BEKASI, JAWA BARAT || LINGKARAKTUAL.COM || – Dana desa yang dikucurkan pemerintah sejatinya merupakan instrumen penting untuk mendorong pembangunan, meningkatkan kualitas infrastruktur, serta menunjang kesejahteraan masyarakat desa secara menyeluruh.

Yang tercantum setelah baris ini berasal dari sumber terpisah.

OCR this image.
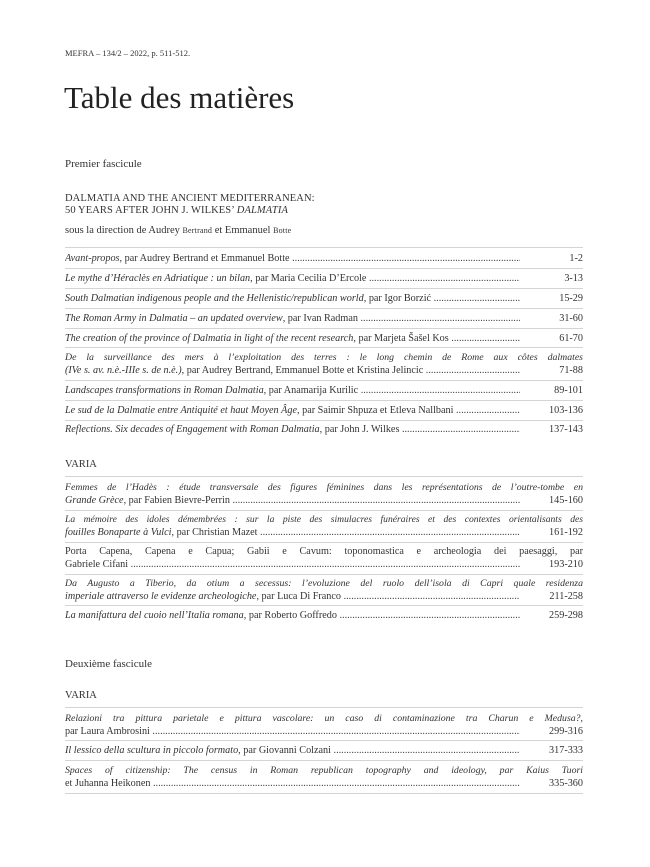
MEFRA – 134/2 – 2022, p. 511-512.
Table des matières
Premier fascicule
DALMATIA AND THE ANCIENT MEDITERRANEAN:
50 YEARS AFTER JOHN J. WILKES’ DALMATIA
sous la direction de Audrey Bertrand et Emmanuel Botte
Avant-propos, par Audrey Bertrand et Emmanuel Botte .....	1-2
Le mythe d’Héraclès en Adriatique : un bilan, par Maria Cecilia D’Ercole .....	3-13
South Dalmatian indigenous people and the Hellenistic/republican world, par Igor Borzić .....	15-29
The Roman Army in Dalmatia – an updated overview, par Ivan Radman .....	31-60
The creation of the province of Dalmatia in light of the recent research, par Marjeta Šašel Kos .....	61-70
De la surveillance des mers à l’exploitation des terres : le long chemin de Rome aux côtes dalmates
(IVe s. av. n.è.-IIIe s. de n.è.), par Audrey Bertrand, Emmanuel Botte et Kristina Jelincic .....	71-88
Landscapes transformations in Roman Dalmatia, par Anamarija Kurilic .....	89-101
Le sud de la Dalmatie entre Antiquité et haut Moyen Âge, par Saimir Shpuza et Etleva Nallbani .....	103-136
Reflections. Six decades of Engagement with Roman Dalmatia, par John J. Wilkes .....	137-143
VARIA
Femmes de l’Hadès : étude transversale des figures féminines dans les représentations de l’outre-tombe en
Grande Grèce, par Fabien Bievre-Perrin .....	145-160
La mémoire des idoles démembrées : sur la piste des simulacres funéraires et des contextes orientalisants des
fouilles Bonaparte à Vulci, par Christian Mazet .....	161-192
Porta Capena, Capena e Capua; Gabii e Cavum: toponomastica e archeologia dei paesaggi, par
Gabriele Cifani .....	193-210
Da Augusto a Tiberio, da otium a secessus: l’evoluzione del ruolo dell’isola di Capri quale residenza
imperiale attraverso le evidenze archeologiche, par Luca Di Franco .....	211-258
La manifattura del cuoio nell’Italia romana, par Roberto Goffredo .....	259-298
Deuxième fascicule
VARIA
Relazioni tra pittura parietale e pittura vascolare: un caso di contaminazione tra Charun e Medusa?,
par Laura Ambrosini .....	299-316
Il lessico della scultura in piccolo formato, par Giovanni Colzani .....	317-333
Spaces of citizenship: The census in Roman republican topography and ideology, par Kaius Tuori
et Juhanna Heikonen .....	335-360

Anggaran tersebut diperuntukkan bagi kepentingan publik, mulai dari pembangunan jalan lingkungan, saluran drainase, sarana pendidikan, kesehatan, pemberdayaan masyarakat, hingga peningkatan perekonomian desa.
Namun sangat disayangkan, masih terdapat berbagai keluhan masyarakat terkait dugaan penyalahgunaan anggaran desa yang dinilai lebih menguntungkan segelintir oknum dibandingkan kepentingan warga. Kondisi ini menimbulkan pertanyaan besar mengenai transparansi, akuntabilitas, dan pengawasan dalam pengelolaan keuangan desa.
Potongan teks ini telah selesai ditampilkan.